Using curl to one of these containers, we will see the container_id.

$ curl 172.17.0.2:8000
I'm cd977829ae0c

Add the IPs to the virtual service.

We have the containers' IP, so we are going to add these IP to the virtual service using ipvsadm with the flags -a to add a server to the virtual service that we specified using -t and -m to use masquerading (network access translation, or NAT).

$ sudo ipvsadm -a -t 100.100.100.100:80 -r 172.17.0.2:8000 -m
$ sudo ipvsadm -a -t 100.100.100.100:80 -r 172.17.0.3:8000 -m

We can use the ipvsadm to list the virtual services with its servers.

$ ipvsadm -l
IP Virtual Server version 1.2.1 (size=4096)
Prot LocalAddress:Port Scheduler Flags
  -> RemoteAddress:Port           Forward Weight ActiveConn InActConn
TCP  100.100.100.100:http rr
  -> 172.17.0.2:8000              Masq    1      0          0
  -> 172.17.0.3:8000              Masq    1      0          0

If you added a wrong server, you can remove that server with -d flag.

$ ipvsadm -d -t 100.100.100.100:http -r 172.17.0.3:8000

Now our service can make loadbalacing over L4 using Round Robin as algorithm to balance.

$ curl 100.100.100.100
I'm 5886b1ed7bd4

$ curl 100.100.100.100
I'm cd977829ae0c

$ curl 100.100.100.100
I'm 5886b1ed7bd4

$ curl 100.100.100.100
I'm cd977829ae0c

As you can see, doing load balancing with IPVS is pretty straightforward.

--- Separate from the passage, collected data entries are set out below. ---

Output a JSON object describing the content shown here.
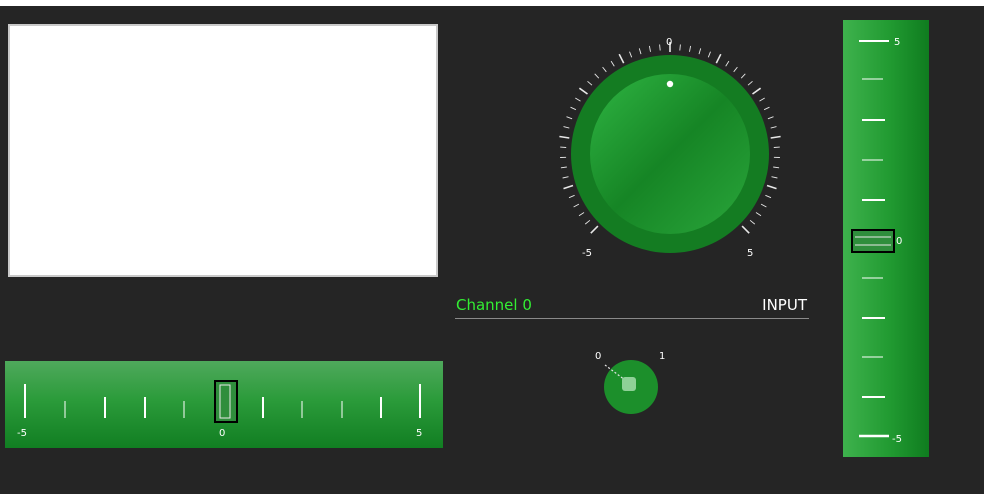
{
  "colors": {
    "background": "#252525",
    "accent_green": "#1f9a2e",
    "channel_text": "#33ee33",
    "label_text": "#ffffff"
  },
  "display": {},
  "horizontal_slider": {
    "min_label": "-5",
    "mid_label": "0",
    "max_label": "5",
    "value": 0
  },
  "big_knob": {
    "top_label": "0",
    "min_label": "-5",
    "max_label": "5",
    "value": 0
  },
  "channel": {
    "name": "Channel 0",
    "mode": "INPUT"
  },
  "small_knob": {
    "min_label": "0",
    "max_label": "1",
    "value": 0
  },
  "vertical_slider": {
    "top_label": "5",
    "mid_label": "0",
    "bottom_label": "-5",
    "value": 0
  }
}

In K8S one of the advantages of choosing IPVS mode for kube-proxy instead of iptables is that IPVS is a Linux kernel feature that is designed for load balancing, it has multiple different scheduling algorithms such as round-robin, shortest-expected-delay, least connections and more, also it has an optimized look-up routine O(1) based on a hash table data structure rather than a list of sequential rules O(n) "iptables adds the rules in a sequential chain that grows roughly in proportion to the number of services and number of backend pods behind each service)."